Habla una pantalla y todos a una vía subterránea artificialmente iluminada. Tenue vida de gran ciudad. Viajamos cada día en trenes abarrotados, respiramos humo y aire acondicionado y pocas veces nuestros ojos ven la luz al aire libre sin que lleve éste las cadenas y la basura de nuestra hermosa sociedad. Quizás ahora, después de algún año cogiendo estos trenes, ya hemos visto la gran ciudad. Quizás sea hora de coger trenes de otro tipo o, ya puestos, de caminar. Quienes viven en ciudades grandes de verdad cuentan a veces que allí es mucho más abrupto y seco el corte del acantilado con la vida. Cuesta de imaginar.
En concreto, uno de los trenes de hoy lleva personas a la universidad, compañeros en carpeta que apenas si quieren mirarse y mucho menos charlar, a no ser que ya se conozcan. Miedo al desconocido, miedo al diferente, miedo al ridículo... nunca miedo a una muerte que llega estando vivos. Se podría empezar a creer que vamos en trenes curiosamente dejando pasar trenes de vida; conversaciones, sonrisas, disgustos, amigos y enemigos, todos viajan en trenes que pasan despacio a nuestro lado.

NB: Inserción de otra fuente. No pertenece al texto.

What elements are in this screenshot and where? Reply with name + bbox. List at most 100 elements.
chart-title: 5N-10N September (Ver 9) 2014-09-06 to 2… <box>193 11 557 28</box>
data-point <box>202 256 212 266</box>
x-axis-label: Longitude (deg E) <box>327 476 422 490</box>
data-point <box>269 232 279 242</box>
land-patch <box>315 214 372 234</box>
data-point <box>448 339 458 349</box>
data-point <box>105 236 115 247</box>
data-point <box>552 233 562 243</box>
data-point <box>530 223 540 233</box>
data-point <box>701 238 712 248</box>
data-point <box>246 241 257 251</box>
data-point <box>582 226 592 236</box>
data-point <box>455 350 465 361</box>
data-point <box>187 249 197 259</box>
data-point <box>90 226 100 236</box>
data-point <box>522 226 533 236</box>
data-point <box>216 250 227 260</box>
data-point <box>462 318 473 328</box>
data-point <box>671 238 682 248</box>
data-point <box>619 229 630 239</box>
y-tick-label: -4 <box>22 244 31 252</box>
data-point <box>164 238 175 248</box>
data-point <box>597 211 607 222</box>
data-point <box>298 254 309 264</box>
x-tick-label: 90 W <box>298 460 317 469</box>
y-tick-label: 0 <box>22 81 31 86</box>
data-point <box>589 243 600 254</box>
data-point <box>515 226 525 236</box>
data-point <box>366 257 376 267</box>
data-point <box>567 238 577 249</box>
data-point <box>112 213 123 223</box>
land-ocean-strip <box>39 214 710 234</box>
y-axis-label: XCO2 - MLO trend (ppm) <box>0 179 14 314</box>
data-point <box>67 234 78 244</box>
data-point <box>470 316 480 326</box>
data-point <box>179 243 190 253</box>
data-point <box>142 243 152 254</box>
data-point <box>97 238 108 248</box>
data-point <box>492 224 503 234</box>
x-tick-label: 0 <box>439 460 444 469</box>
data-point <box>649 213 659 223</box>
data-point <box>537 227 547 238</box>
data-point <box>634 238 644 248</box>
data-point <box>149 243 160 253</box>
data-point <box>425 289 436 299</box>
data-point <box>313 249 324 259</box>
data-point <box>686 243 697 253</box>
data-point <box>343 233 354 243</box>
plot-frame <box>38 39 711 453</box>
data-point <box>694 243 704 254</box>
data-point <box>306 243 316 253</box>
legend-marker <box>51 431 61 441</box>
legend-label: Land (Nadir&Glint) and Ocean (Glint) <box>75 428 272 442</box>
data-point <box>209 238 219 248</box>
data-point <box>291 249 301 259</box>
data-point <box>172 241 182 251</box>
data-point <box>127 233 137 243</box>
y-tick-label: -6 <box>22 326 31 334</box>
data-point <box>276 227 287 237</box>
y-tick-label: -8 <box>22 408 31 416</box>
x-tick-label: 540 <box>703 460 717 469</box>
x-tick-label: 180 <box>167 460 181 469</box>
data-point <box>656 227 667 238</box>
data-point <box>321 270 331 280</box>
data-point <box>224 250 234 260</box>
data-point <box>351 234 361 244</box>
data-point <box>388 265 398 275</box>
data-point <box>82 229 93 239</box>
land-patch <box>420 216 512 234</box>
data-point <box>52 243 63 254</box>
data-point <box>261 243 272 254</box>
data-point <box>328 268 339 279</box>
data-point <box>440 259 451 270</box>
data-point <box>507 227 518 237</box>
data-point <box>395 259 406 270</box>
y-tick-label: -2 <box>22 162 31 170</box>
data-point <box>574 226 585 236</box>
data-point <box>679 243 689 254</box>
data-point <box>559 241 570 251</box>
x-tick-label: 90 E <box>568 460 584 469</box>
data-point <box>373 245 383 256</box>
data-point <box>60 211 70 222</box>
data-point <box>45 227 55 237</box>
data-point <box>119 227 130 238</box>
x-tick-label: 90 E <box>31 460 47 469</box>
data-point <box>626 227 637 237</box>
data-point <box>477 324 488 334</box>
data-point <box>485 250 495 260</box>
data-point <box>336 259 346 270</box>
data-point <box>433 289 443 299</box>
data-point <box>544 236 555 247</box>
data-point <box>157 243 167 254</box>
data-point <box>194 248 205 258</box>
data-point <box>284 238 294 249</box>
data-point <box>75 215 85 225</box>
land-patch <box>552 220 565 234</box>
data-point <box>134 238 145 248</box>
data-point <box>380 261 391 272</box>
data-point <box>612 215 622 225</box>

Pero ya estamos en el tren normal y rápido mientras, en el suyo, arrogante, puntual y diligente llega sin esperar nuestra esperable muerte.
Vamos en trenes, así, y huimos de lo diferente y no hablamos con extraños aunque no parezcan mala gente. Podría ser un resumen.
El tren va pasando una, dos, tres, cinco estaciones sin dejar de parecerse a una lombriz, sin salir de la tierra, del cemento para ser exactos. En Europa caen lluvias que inundan de agua y cieno las villas y se llevan a la gente y destruyen algunas maravillas de occidente; Venecia se va hundiendo. Nosotros, cogiendo trenes. No escuchamos. No queremos ver el cielo, ni respirar el aire, ni recibir la luz abierta o charlar con el silencio. No escuchamos a nuestra madre y ella se está muriendo. Quizás a ella no le importe, ya ha estado muerta antes, pero no la escuchamos ni siquiera por nuestra parte.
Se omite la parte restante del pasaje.